Hamburg. Immer mehr Verspätungen. Ohne die Stadtbahn dürfte die Verkehrswende kaum gelingen.
Dieses Ergebnis vermag nur den zu überraschen, der niemals Bus fährt: Die Busse in der Hansestadt werden immer unpünktlicher. Nur noch 93,3 Prozent sind pünktlich, wobei Verzögerungen von weniger als fünf Minuten großzügig noch als „pünktlich“ gelten. Immer häufiger stehen Busse im Stau – und die Hamburger an den Haltestellen. Dieses Ergebnis ist so überraschend wie Straßenglätte im Winter, eine Niederlage des FC St. Pauli in Aue oder kreischende Fans bei Robbie Williams.
Die Hansestadt Hamburg setzt seit Jahrzehnten aufs falsche Pferd, genauer gesagt auf den Bus. Schon die Abschaffung der Straßenbahn, die bis 1978 durch die Hansestadt rollte, war ein schwerer Fehler – aber einer, der aus der Zeit heraus verstanden werden muss. Damals glaubte man an die autogerechte Stadt und damit an den Bus; die Straßenbahn nutzten nur Nostalgiker.
Klimaschutzgesetz auf dem Weg
Allerdings ist in den vergangenen 40 Jahren vieles passiert – und in den vergangenen 40 Wochen noch mehr. Intensiver, lauter und nachdrücklicher als je zuvor fordern viele Hamburger eine Klima- und Verkehrswende. Erst am Mittwoch hat der Senat ein neues Klimaschutzgesetz auf den Weg gebracht. Da ist es nur konsequent, auch den Verkehr neu zu denken und die Weichen anders zu stellen. Mit seiner Fixierung auf den Bus als Lösung jedenfalls ist Hamburg auf dem Holzweg.
Wer die deutschen Metropolen vergleicht, findet unter den 15 größten Städten 14 mit einer Straßen- oder Stadtbahn; die erste Großstadt ohne Straßenbahn ist Wuppertal auf Platz 17; dort hat man die Schwebebahn. Auch wenn Hamburg über ein gutes U- und S-Bahn-Netz verfügt und hier zu Recht weiter investiert, fehlt ein System zwischen Schnellbahn und Bus. Natürlich wird niemand mit Verstand eine Stadtbahn bis in die Vier- und Marschlande bauen, weil Busse hier das klügere System bleiben. Aber genauso wenig sollte Hamburg sich weiterhin eine Metro-Buslinie wie die 5 leisten. Mitunter brüsten sich die Hamburger ja damit, hier die europaweit meistgenutzte Buslinie zu haben. Andersherum wird ein Schuh daraus: Keine Metropole käme auf so eine seltsame Idee, die hohe Verkehrsnachfrage mit Bussen zu bedienen.
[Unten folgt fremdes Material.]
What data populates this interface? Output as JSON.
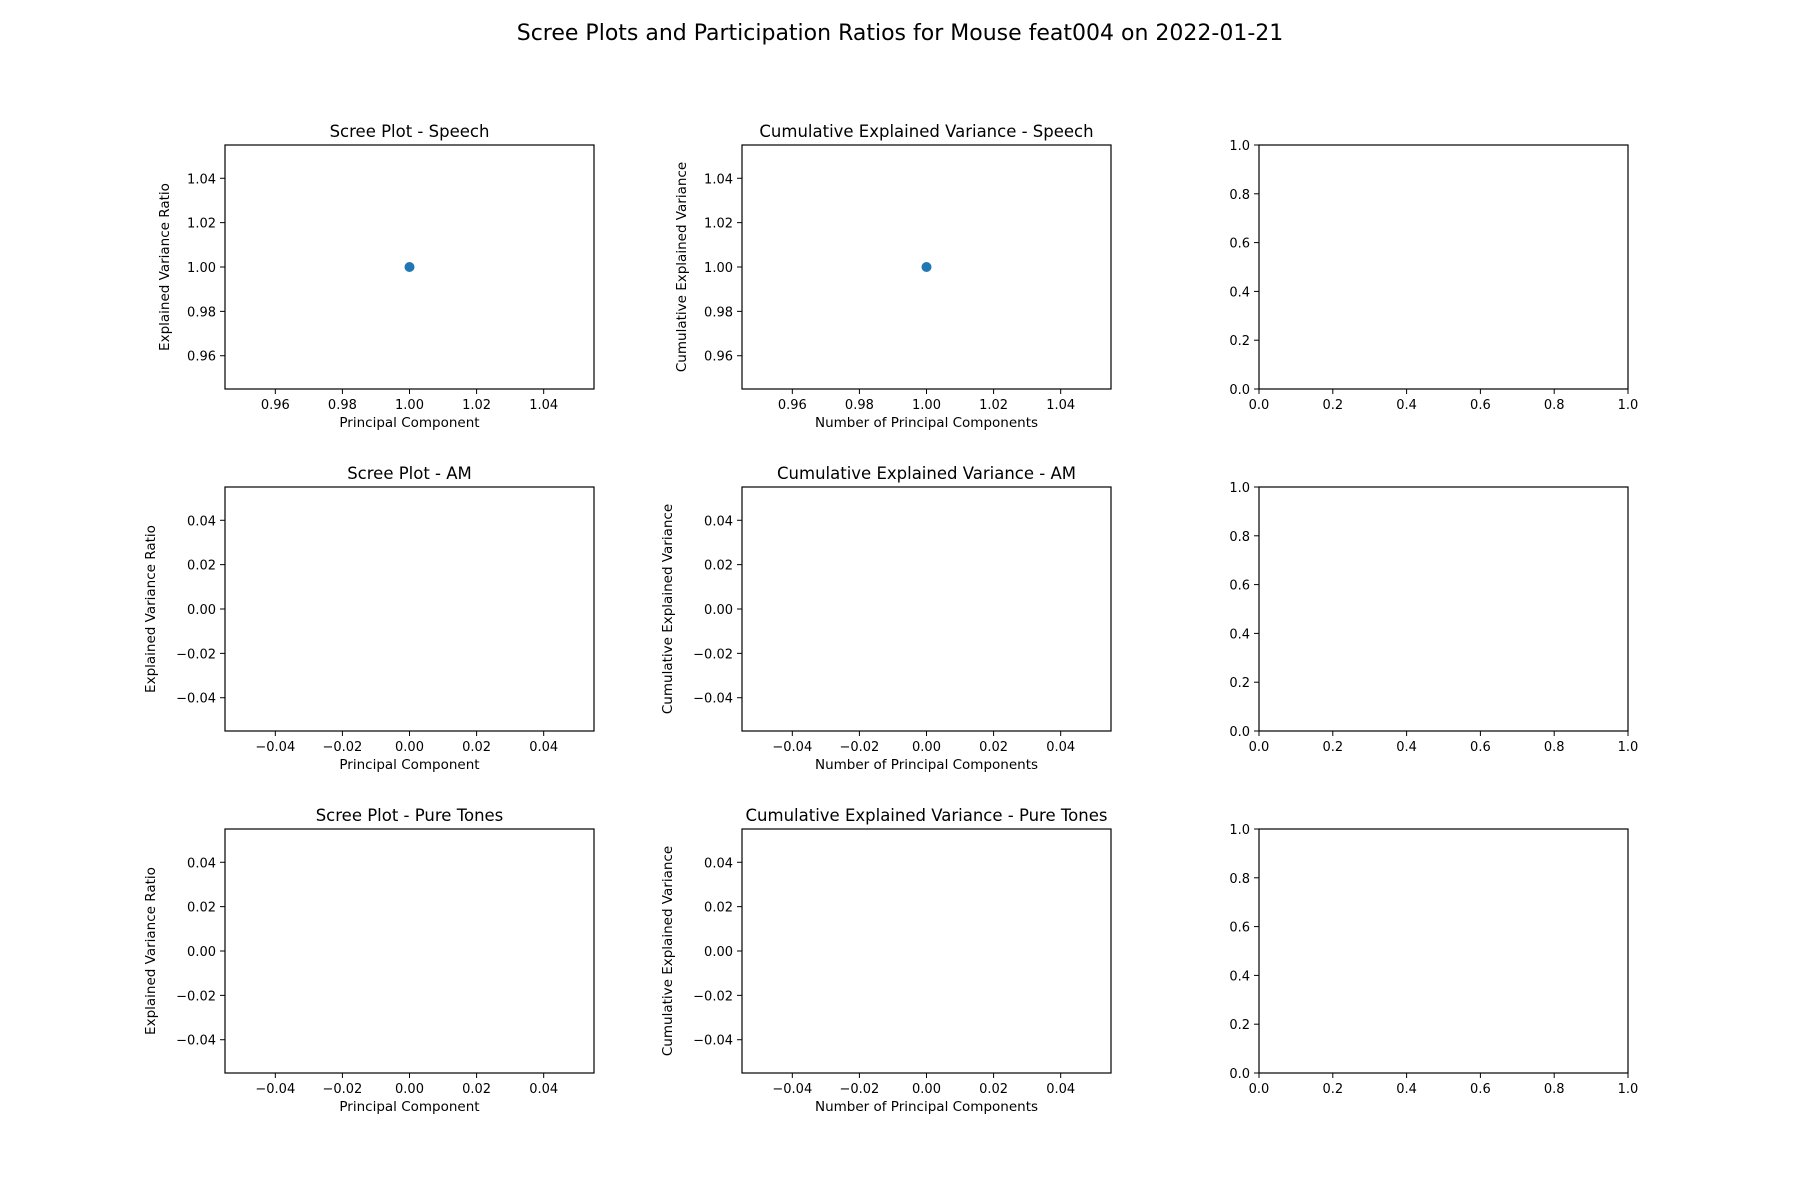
{
  "suptitle": "Scree Plots and Participation Ratios for Mouse feat004 on 2022-01-21",
  "colors": {
    "marker": "#1f77b4",
    "axis": "#000000",
    "background": "#ffffff"
  },
  "chart_data": [
    {
      "type": "scatter",
      "title": "Scree Plot - Speech",
      "xlabel": "Principal Component",
      "ylabel": "Explained Variance Ratio",
      "xlim": [
        0.945,
        1.055
      ],
      "ylim": [
        0.945,
        1.055
      ],
      "xticks": [
        "0.96",
        "0.98",
        "1.00",
        "1.02",
        "1.04"
      ],
      "yticks": [
        "0.96",
        "0.98",
        "1.00",
        "1.02",
        "1.04"
      ],
      "points": [
        [
          1.0,
          1.0
        ]
      ],
      "grid": false
    },
    {
      "type": "scatter",
      "title": "Cumulative Explained Variance - Speech",
      "xlabel": "Number of Principal Components",
      "ylabel": "Cumulative Explained Variance",
      "xlim": [
        0.945,
        1.055
      ],
      "ylim": [
        0.945,
        1.055
      ],
      "xticks": [
        "0.96",
        "0.98",
        "1.00",
        "1.02",
        "1.04"
      ],
      "yticks": [
        "0.96",
        "0.98",
        "1.00",
        "1.02",
        "1.04"
      ],
      "points": [
        [
          1.0,
          1.0
        ]
      ],
      "grid": false
    },
    {
      "type": "scatter",
      "title": "",
      "xlabel": "",
      "ylabel": "",
      "xlim": [
        0.0,
        1.0
      ],
      "ylim": [
        0.0,
        1.0
      ],
      "xticks": [
        "0.0",
        "0.2",
        "0.4",
        "0.6",
        "0.8",
        "1.0"
      ],
      "yticks": [
        "0.0",
        "0.2",
        "0.4",
        "0.6",
        "0.8",
        "1.0"
      ],
      "points": [],
      "grid": false
    },
    {
      "type": "scatter",
      "title": "Scree Plot - AM",
      "xlabel": "Principal Component",
      "ylabel": "Explained Variance Ratio",
      "xlim": [
        -0.055,
        0.055
      ],
      "ylim": [
        -0.055,
        0.055
      ],
      "xticks": [
        "−0.04",
        "−0.02",
        "0.00",
        "0.02",
        "0.04"
      ],
      "yticks": [
        "−0.04",
        "−0.02",
        "0.00",
        "0.02",
        "0.04"
      ],
      "points": [],
      "grid": false
    },
    {
      "type": "scatter",
      "title": "Cumulative Explained Variance - AM",
      "xlabel": "Number of Principal Components",
      "ylabel": "Cumulative Explained Variance",
      "xlim": [
        -0.055,
        0.055
      ],
      "ylim": [
        -0.055,
        0.055
      ],
      "xticks": [
        "−0.04",
        "−0.02",
        "0.00",
        "0.02",
        "0.04"
      ],
      "yticks": [
        "−0.04",
        "−0.02",
        "0.00",
        "0.02",
        "0.04"
      ],
      "points": [],
      "grid": false
    },
    {
      "type": "scatter",
      "title": "",
      "xlabel": "",
      "ylabel": "",
      "xlim": [
        0.0,
        1.0
      ],
      "ylim": [
        0.0,
        1.0
      ],
      "xticks": [
        "0.0",
        "0.2",
        "0.4",
        "0.6",
        "0.8",
        "1.0"
      ],
      "yticks": [
        "0.0",
        "0.2",
        "0.4",
        "0.6",
        "0.8",
        "1.0"
      ],
      "points": [],
      "grid": false
    },
    {
      "type": "scatter",
      "title": "Scree Plot - Pure Tones",
      "xlabel": "Principal Component",
      "ylabel": "Explained Variance Ratio",
      "xlim": [
        -0.055,
        0.055
      ],
      "ylim": [
        -0.055,
        0.055
      ],
      "xticks": [
        "−0.04",
        "−0.02",
        "0.00",
        "0.02",
        "0.04"
      ],
      "yticks": [
        "−0.04",
        "−0.02",
        "0.00",
        "0.02",
        "0.04"
      ],
      "points": [],
      "grid": false
    },
    {
      "type": "scatter",
      "title": "Cumulative Explained Variance - Pure Tones",
      "xlabel": "Number of Principal Components",
      "ylabel": "Cumulative Explained Variance",
      "xlim": [
        -0.055,
        0.055
      ],
      "ylim": [
        -0.055,
        0.055
      ],
      "xticks": [
        "−0.04",
        "−0.02",
        "0.00",
        "0.02",
        "0.04"
      ],
      "yticks": [
        "−0.04",
        "−0.02",
        "0.00",
        "0.02",
        "0.04"
      ],
      "points": [],
      "grid": false
    },
    {
      "type": "scatter",
      "title": "",
      "xlabel": "",
      "ylabel": "",
      "xlim": [
        0.0,
        1.0
      ],
      "ylim": [
        0.0,
        1.0
      ],
      "xticks": [
        "0.0",
        "0.2",
        "0.4",
        "0.6",
        "0.8",
        "1.0"
      ],
      "yticks": [
        "0.0",
        "0.2",
        "0.4",
        "0.6",
        "0.8",
        "1.0"
      ],
      "points": [],
      "grid": false
    }
  ]
}
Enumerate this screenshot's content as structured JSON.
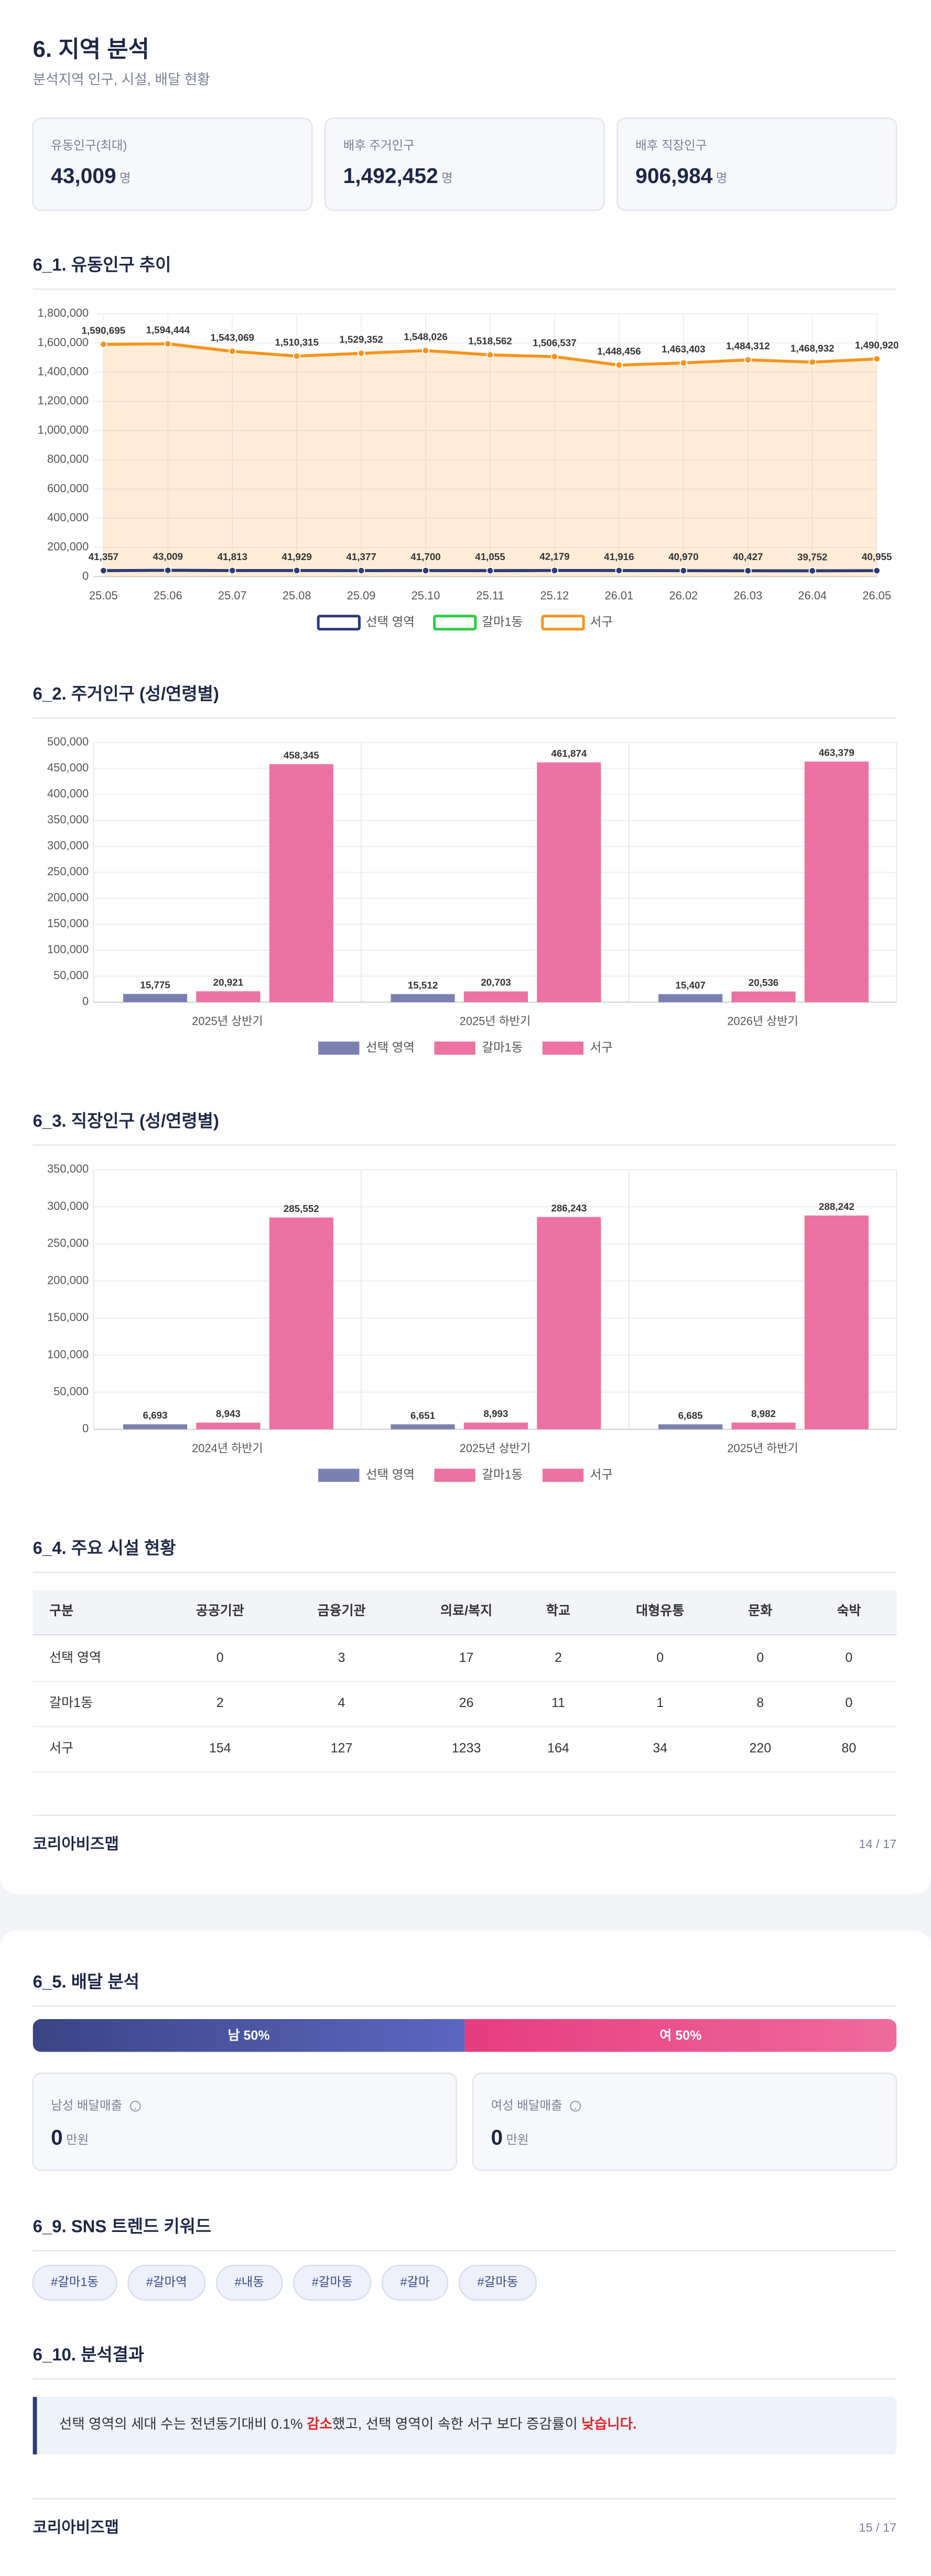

Beschleunigungsprogramm macht Busse nicht attraktiver
Auch das Busbeschleunigungsprogramm, das 259 Millionen Euro verschlingt, hat das Bussystem kaum attraktiver gemacht: Es mag manche Linien minimal beschleunigen – bequemer und leistungsfähiger aber werden Busse nicht. Daran ändern auch Wasserstoff- oder Elektroantriebe nichts. Wer Menschen in einer wachsenden Stadt zum Umsteigen bewegen will, benötigt attraktive Systeme. Die Franzosen etwa versprechen Städten gleich ein „neues Antlitz“ mit Rasengleisen und schicken Haltestellen und haben in den vergangenen Jahrzehnten 30 Milliarden Euro in fast 30 neue Netze investiert. Der Vorteil: Stadtbahnen sind deutlich günstiger als U-Bahnen – und viel schneller gebaut.
Allerdings bedarf es für eine konsequente Verkehrswende hin zur Stadtbahn eines Konsenses der wichtigen Parteien in Hamburg. In der Vergangenheit war die Stadtbahn eher ein Spielzeug der Ideologen mit seltsamen Planungen, überzogenen Erwartungen und demonstrativem Widerstand. Gleich zweimal wurden geplante Trassen in Hamburg nach der Wahl gestoppt – das hat viel Geld und Zeit verschwendet und den Verkehrsträger diskreditiert. Nun ist es Zeit für einen Verkehrsfrieden.
Die Chancen dafür stehen so gut wie nie: Die Grünen waren immer dafür. Die CDU, einst erbitterter Gegner der Stadtbahn, hat nun selbst den Plan für eine Trasse in Altona vorgelegt, die eine echte Prüfung verdient hat. Und der größte Gegner des Verkehrssystems in Hamburg, Olaf Scholz, ist längst in Berlin.